Time magazine, March 9, 1962

1962 Williams appears on the cover of Time magazine as “America’s Greatest Living Playwright.”

1963 Frank Merlo, Williams’s partner for 15 years, dies of cancer; Williams falls into depression.

1964 Williams becomes a patient of Dr. Max Jacobson (“Dr. Feelgood”), who prescribes him a mix of amphetamines, which he mixes with a regime of alcohol and barbiturates.

The Glass Menagerie is recorded in an LP, starring Montgomery Clift as Tom, Jessica Tandy as Amanda, Julie Harris as Laura, and David Wayne as Jim.

— John Huston’s film adaptation of The Night of the Iguana is released; it stars Richard Burton as Reverend T. Lawrence Shannon, Ava Gardner as Maxine Faulk, Deborah Kerr as Hannah Jelkes, and Sue Lyon as Charlotte.

Williams on the 20th Anniversary of The Glass Menagerie, New York, 4 May 1965

1966 CBS produces a TV drama adapted from The Glass Menagerie. Directed by Michael Elliott, the film stars Shirley Booth as Amanda, Barbara Loden as Laura, Hal Holbrook as Tom and Pat Hingle as Jim. The film uses the original music composed by Paul Bowles.

1969 Williams converts to Roman Catholicism. He is awarded the American Academy of Arts and Letters gold medal for drama. The same year, he commits himself into the psychiatric ward of Barnes Hospital in St. Louis.

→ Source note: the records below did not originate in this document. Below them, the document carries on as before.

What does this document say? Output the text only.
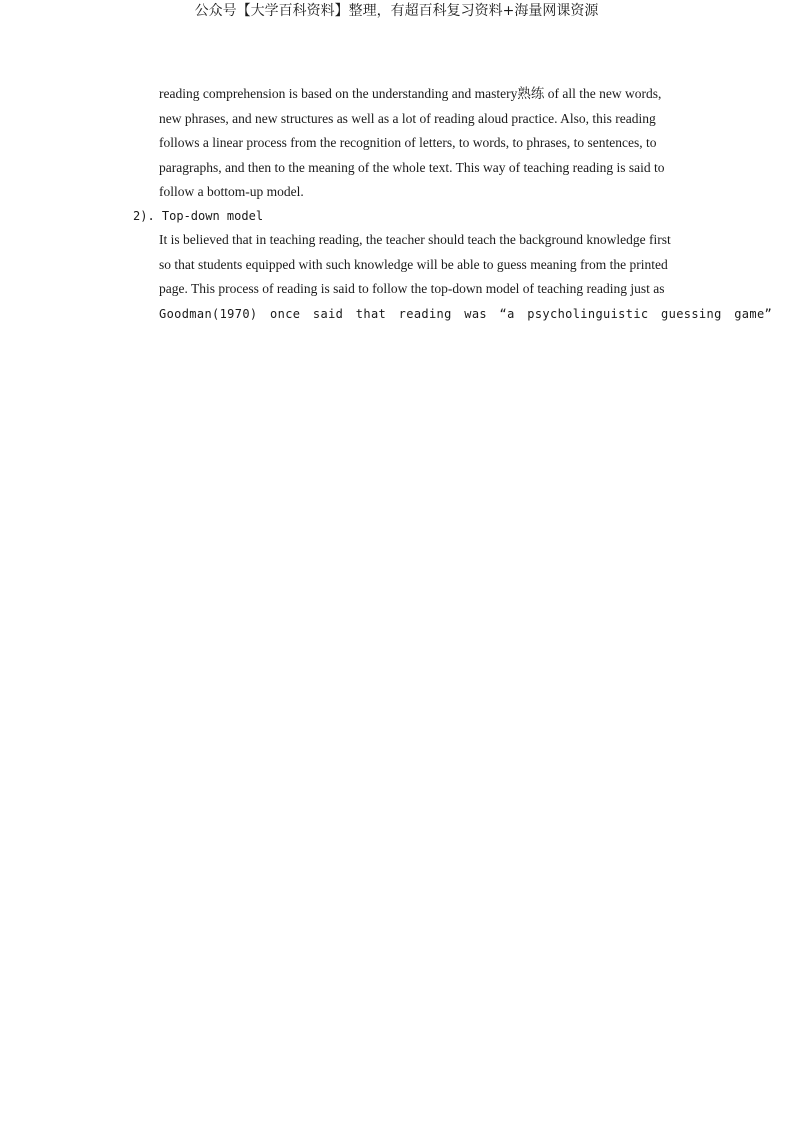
公众号【大学百科资料】整理，有超百科复习资料+海量网课资源
reading comprehension is based on the understanding and mastery熟练 of all the new words,
new phrases, and new structures as well as a lot of reading aloud practice. Also, this reading
follows a linear process from the recognition of letters, to words, to phrases, to sentences, to
paragraphs, and then to the meaning of the whole text. This way of teaching reading is said to
follow a bottom-up model.
2). Top-down model
It is believed that in teaching reading, the teacher should teach the background knowledge first
so that students equipped with such knowledge will be able to guess meaning from the printed
page. This process of reading is said to follow the top-down model of teaching reading just as
Goodman(1970) once said that reading was “a psycholinguistic guessing game”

Williams painting in Key West, Florida, in the early 1970s

1973 ABC produces a TV drama adapted from The Glass Menagerie. Directed by Anthony Harvey, the film stars Katharine Hepburn as Amanda, Sam Waterston as Tom, Joanna Miles as Laura, and Michael Moriarty as Jim. The music is by John Barry.

1975 Williams publishes his Memoirs, in which he opens up about his homosexuality and his use of drugs. The same year, he publishes his second novel, Moise and the World of Reason.

Williams with actress Charlotte Rampling at the 1976 Cannes Film Festival

1976 Williams serves as president of the jury at the Cannes Film Festival. The same year, he is initiated as life member of the American Academy of Arts and Letters.

1980 Edwina, Williams’s mother, dies at the age of 95.

1982 Williams’s last play, A House Not Meant to Stand, premieres in Chicago and runs for only 40 performances.

1983 On February 24, Williams is found dead in his suite at the Hotel Elysée in New York; he is buried in St. Louis, Missouri, next to his mother.

1987 A second film adaptation of The Glass Menagerie is released; it is directed by Paul Newman, and stars John Malkovitch as Tom, Joanne Woodward as Amanda, Karen Allen as Laura, and James Naughton as Jim. The music is by Henry Mancini.

Rose Williams in her early teens

1996 Rose Isabel Williams, Williams’s sister, dies in a mental institution in New York state.